English to Chinese: SETTLEMENT AGREEMENT AND RELEASE OF ALL CLAIMS General field: Other Detailed field: Law (general)
Source text - English IN CONSIDERATION of the payment of Two Hundred and Fifty Dollars .xx/100 ($250.00), receipt of which is hereby acknowledged by, xxx residing at xxx, Ambler, PA 19002 (hereinafter the undersigned”),for my/our self(ves) spouse(s), children, agents, heirs, representatives, executors, predecessors, successors and assigns, release and forever discharge, xxxxxxx Ice Cream Inc, (hereinafter “XXX’s”) and its shareholders, subsidiaries, affiliates, divisions, officers, directors, employees, agents, representatives, insurers, predecessors, successors and assigns and all other persons, firms, companies, and corporations and/or independent contractors (including, but not limited to, all distributors, handlers, brokers, prepared food purveyors, wholesale sellers, retail sellers, grocery stores and/or chains and all other such parties charged or chargeable with responsibility), of and from any and all claims, demands, debts, damages, actions or causes of action, injuries, loss of use, loss of services, medical or dental expenses or any other liabilities arising out of or in any way connected with the incident occurring on or about, 04/29/2013 at or near involving product: xxxxx Choc Chip 14 OZ.

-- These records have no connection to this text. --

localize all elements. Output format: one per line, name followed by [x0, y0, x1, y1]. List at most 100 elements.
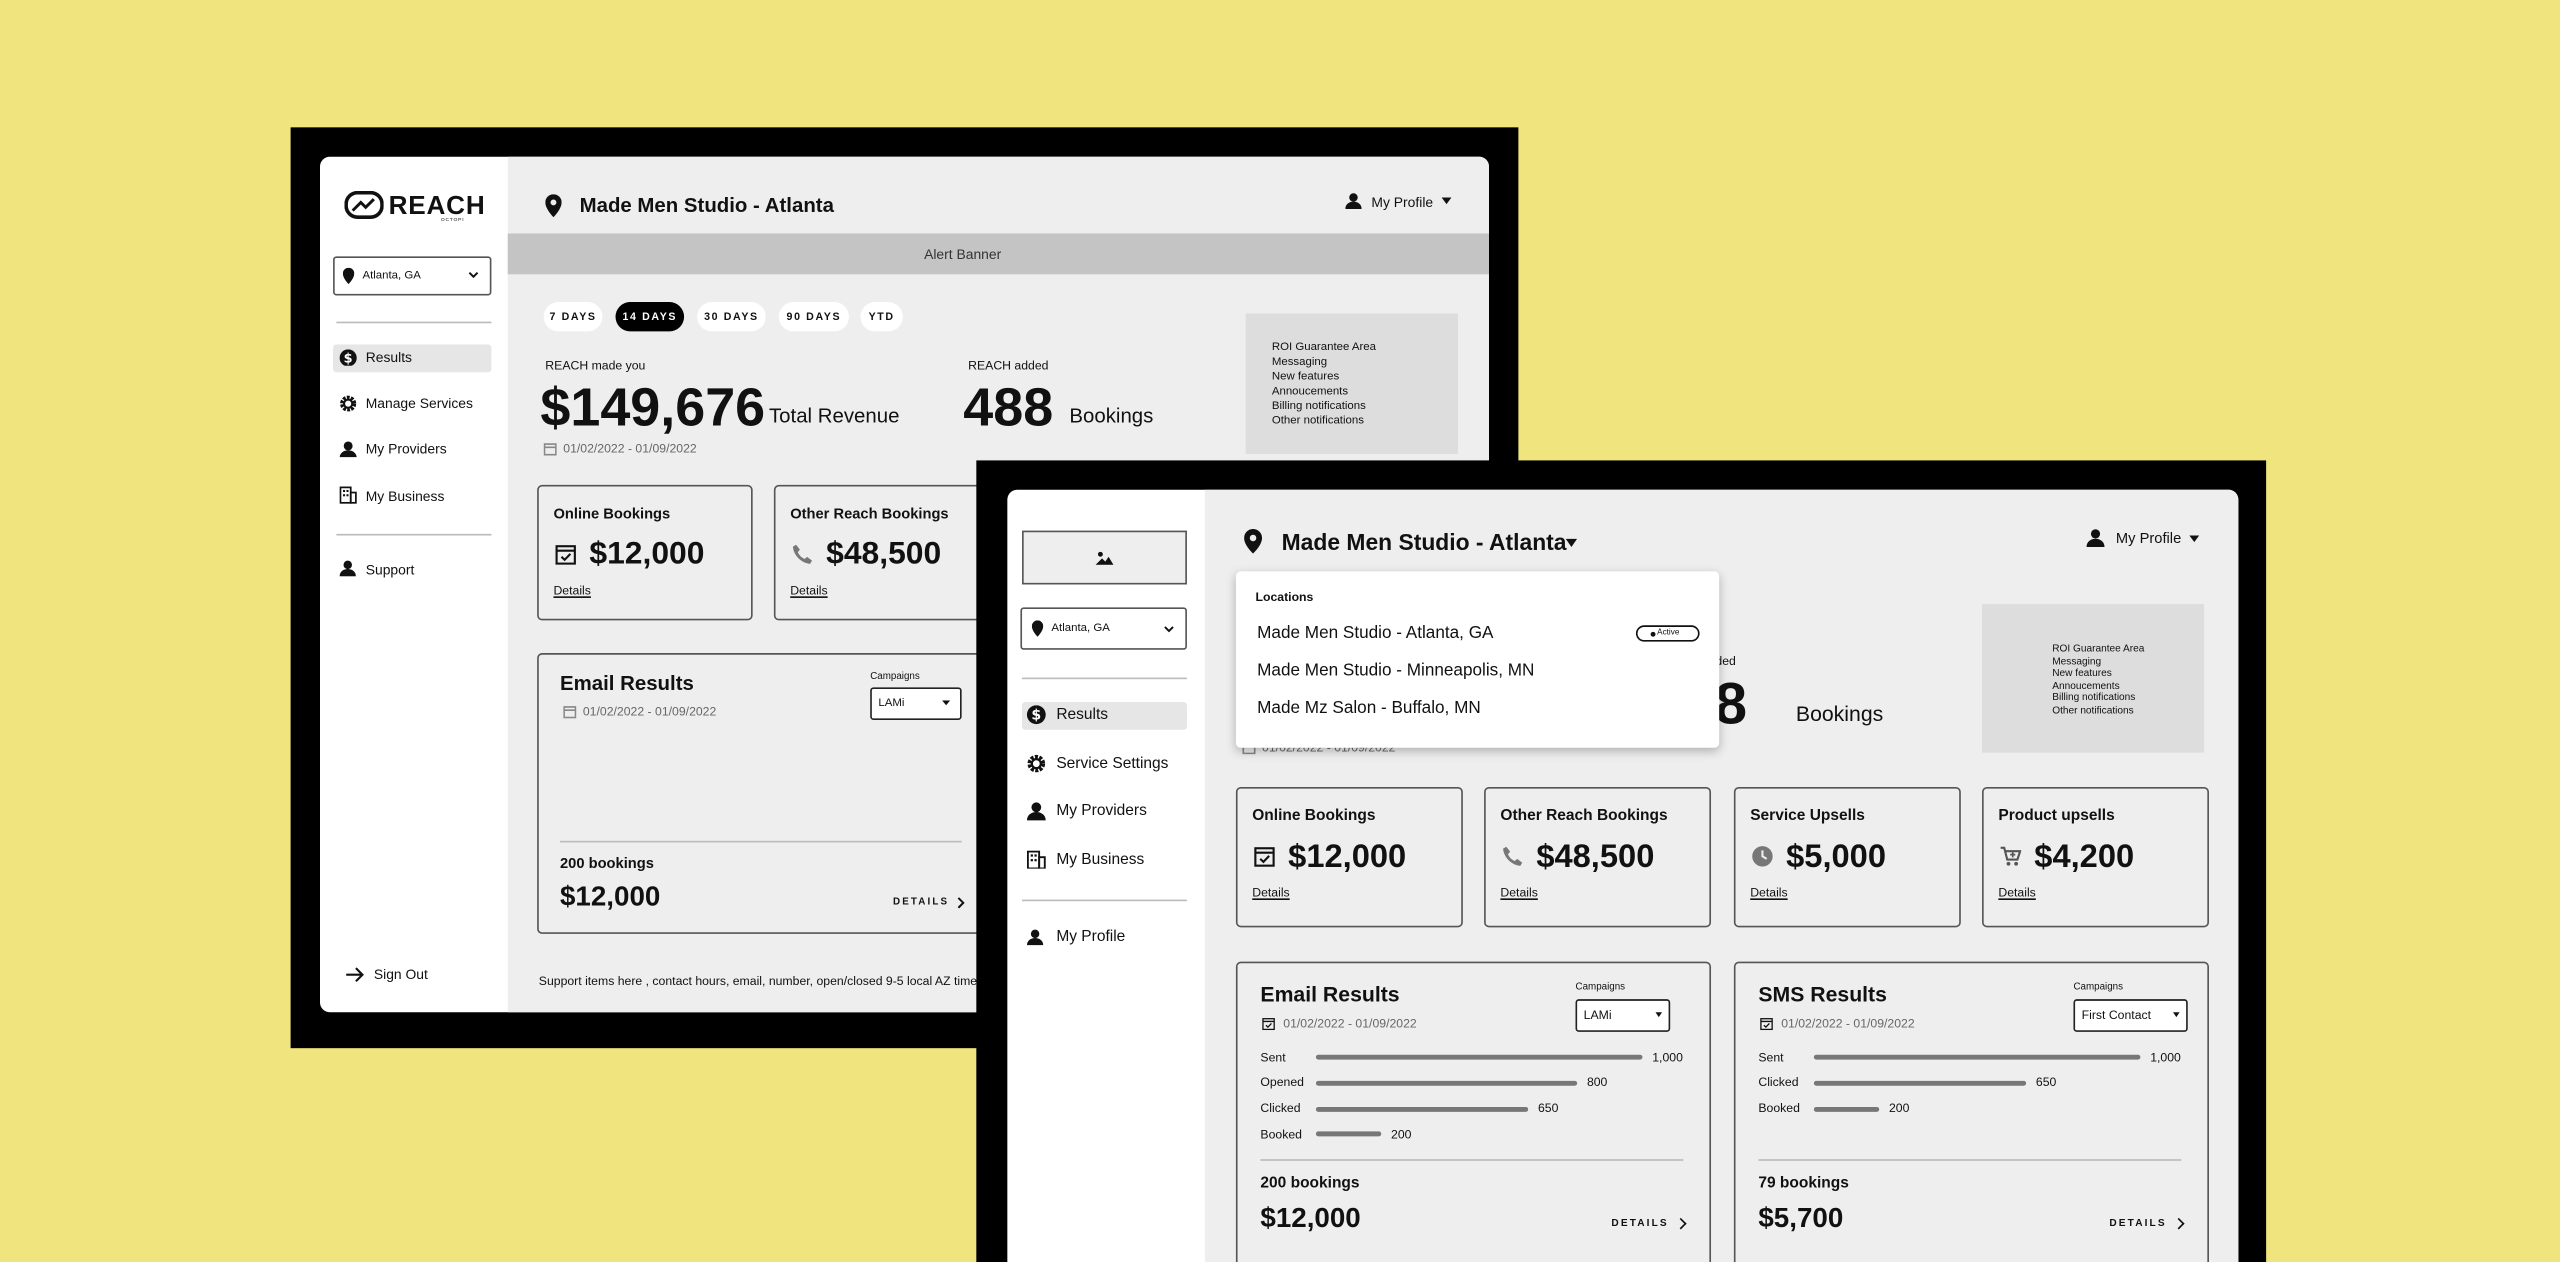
card-amount: $4,200 — [2034, 839, 2135, 876]
caption: REACH added — [968, 357, 1049, 373]
nav-item[interactable]: Manage Services — [365, 394, 473, 412]
details-link[interactable]: Details — [790, 583, 828, 598]
chevron — [468, 271, 479, 279]
details-link[interactable]: Details — [1750, 885, 1788, 900]
location-select[interactable] — [333, 256, 492, 296]
notice-line: Messaging — [2052, 655, 2102, 667]
range-pill[interactable]: 90 DAYS — [778, 302, 849, 332]
sign-out[interactable]: Sign Out — [373, 966, 428, 983]
nav-item[interactable]: Support — [365, 561, 415, 578]
nav-item[interactable]: My Business — [365, 487, 445, 504]
card-amount: $12,000 — [589, 535, 705, 572]
nav-item[interactable]: My Business — [1056, 850, 1145, 869]
separator — [1758, 1159, 2182, 1161]
campaign-select[interactable] — [2073, 999, 2188, 1032]
details-link[interactable]: Details — [553, 583, 591, 598]
range-pill[interactable]: 14 DAYS — [615, 302, 685, 332]
revenue-label: Total Revenue — [768, 404, 900, 428]
metric-name: Sent — [1260, 1049, 1286, 1065]
caret — [942, 700, 951, 706]
bookings-label: Bookings — [1795, 701, 1884, 726]
details-link[interactable]: DETAILS — [1611, 1217, 1669, 1230]
notice-line: ROI Guarantee Area — [2052, 643, 2145, 655]
separator — [336, 321, 492, 324]
profile-menu[interactable]: My Profile — [1371, 193, 1434, 211]
metric-value: 1,000 — [1652, 1049, 1683, 1065]
calcheck-icon — [1760, 1018, 1773, 1031]
summary-bookings: 200 bookings — [560, 854, 654, 872]
location-text: Atlanta, GA — [1051, 622, 1110, 635]
nav-item[interactable]: Service Settings — [1056, 754, 1169, 772]
phone-icon — [792, 544, 812, 564]
gear-icon — [340, 395, 357, 412]
chevron — [1164, 626, 1174, 633]
gear-icon — [1027, 754, 1046, 772]
notice-line: Billing notifications — [1271, 399, 1366, 412]
range-pill[interactable]: 30 DAYS — [697, 302, 766, 332]
range-pill[interactable]: 7 DAYS — [543, 302, 603, 332]
location-select[interactable] — [1020, 607, 1187, 650]
profile-menu[interactable]: My Profile — [2115, 529, 2182, 547]
notice-line: Other notifications — [2052, 704, 2134, 716]
date-range: 01/02/2022 - 01/09/2022 — [563, 441, 697, 456]
calendar-icon — [543, 443, 557, 456]
footer-text: Support items here , contact hours, emai… — [538, 973, 978, 989]
card-title: SMS Results — [1758, 982, 1887, 1007]
location-option[interactable]: Made Men Studio - Minneapolis, MN — [1257, 661, 1535, 681]
chevron — [957, 897, 965, 909]
image-icon — [1095, 551, 1114, 565]
alert-banner — [507, 233, 1489, 275]
notice-line: Annoucements — [1271, 385, 1349, 397]
location-dropdown — [1235, 571, 1720, 748]
notice-line: New features — [2052, 667, 2112, 680]
person-icon — [1026, 802, 1046, 821]
summary-card — [1484, 786, 1712, 928]
nav-item[interactable]: My Providers — [365, 441, 447, 458]
card-title: Other Reach Bookings — [1500, 806, 1668, 825]
active-badge — [1635, 625, 1700, 642]
caret — [2173, 1012, 2180, 1018]
summary-card — [773, 484, 990, 621]
details-link[interactable]: Details — [1252, 885, 1290, 900]
person-icon — [1345, 193, 1362, 209]
notice-box — [1245, 313, 1458, 454]
campaign-select[interactable] — [1575, 999, 1671, 1032]
nav-item[interactable]: Results — [365, 348, 412, 366]
location-option[interactable]: Made Men Studio - Atlanta, GA — [1257, 623, 1494, 643]
notice-line: Messaging — [1271, 355, 1328, 368]
person-icon — [339, 441, 357, 458]
svg-text:$: $ — [1031, 708, 1041, 724]
metric-name: Booked — [1758, 1100, 1800, 1116]
separator — [1260, 1159, 1684, 1161]
details-link[interactable]: DETAILS — [893, 897, 950, 908]
card-title: Email Results — [1260, 982, 1400, 1007]
notice-line: ROI Guarantee Area — [1271, 341, 1377, 353]
summary-amount: $12,000 — [1260, 1202, 1361, 1234]
location-option[interactable]: Made Mz Salon - Buffalo, MN — [1257, 699, 1481, 719]
metric-bar — [1315, 1132, 1382, 1137]
metric-name: Sent — [1758, 1049, 1784, 1065]
details-link[interactable]: Details — [1998, 885, 2036, 900]
location-text: Atlanta, GA — [362, 270, 421, 282]
details-link[interactable]: Details — [1500, 885, 1538, 900]
summary-amount: $12,000 — [560, 880, 661, 912]
separator — [336, 533, 492, 536]
arrow-icon — [346, 967, 364, 982]
pin-icon — [342, 267, 355, 285]
separator — [1022, 899, 1187, 902]
nav-item[interactable]: My Providers — [1056, 802, 1147, 821]
nav-item[interactable]: Results — [1056, 705, 1109, 724]
details-link[interactable]: DETAILS — [2109, 1217, 2167, 1230]
metric-name: Clicked — [1758, 1075, 1799, 1090]
nav-item[interactable]: My Profile — [1056, 927, 1126, 946]
metric-value: 200 — [1888, 1100, 1910, 1116]
card-title: Online Bookings — [1252, 806, 1376, 825]
caret — [1441, 197, 1452, 205]
date-range: 01/02/2022 - 01/09/2022 — [1283, 1015, 1417, 1031]
studio-title[interactable]: Made Men Studio - Atlanta — [1281, 528, 1567, 556]
calcheck-icon — [1262, 1018, 1275, 1031]
notice-line: Other notifications — [1271, 414, 1364, 427]
range-pill[interactable]: YTD — [860, 302, 903, 332]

The undersigned further covenant(s) and agree(s) to protect, indemnify, and hold harmless XXXs and its shareholders, subsidiaries, affiliates, officers, directors, employees, agents, representatives, insurers, predecessors, successors and assigns, and independent contractors of and from any further loss, damage or expense by reason of litigation or otherwise arising out of or in any way connected with the subject claim.
Translation - Chinese
XXX(XXX)，现住址XXX Ave, Ambler, PA 19002，现收到贰百五十美元整（$250.00），（以下简称签字方），条件是，从此，我／我们，我的配偶，孩子，代理人，后嗣，代表，执行人，先人，后人及继承人，转让，放弃，并永远不再追究责任于XXXX 冰淇凌公司（以下简称XXX)及其持股人，下属机构，附属机构，分部，办公室，总管，员工，代理人，代表，保险公司，先人，后人及转让者和其他人员，商号，公司，独立承包商（包括，但不限于，所有分销商，处理人，中间人，加工食品承办商，批发商，零售商，食品商店和/或其连锁店以及所有其他被控有责任方，签字方不再提起索赔，要求，债务赔偿，损坏赔偿，行为或行为原因赔偿，受伤赔偿，缺失赔偿，服务损失赔偿，医疗或牙科费用赔偿， 或由２０１３年４月２９日由XXXX Chip 14 OZ或类似产品所发生之事件造成或有关系的所有责任。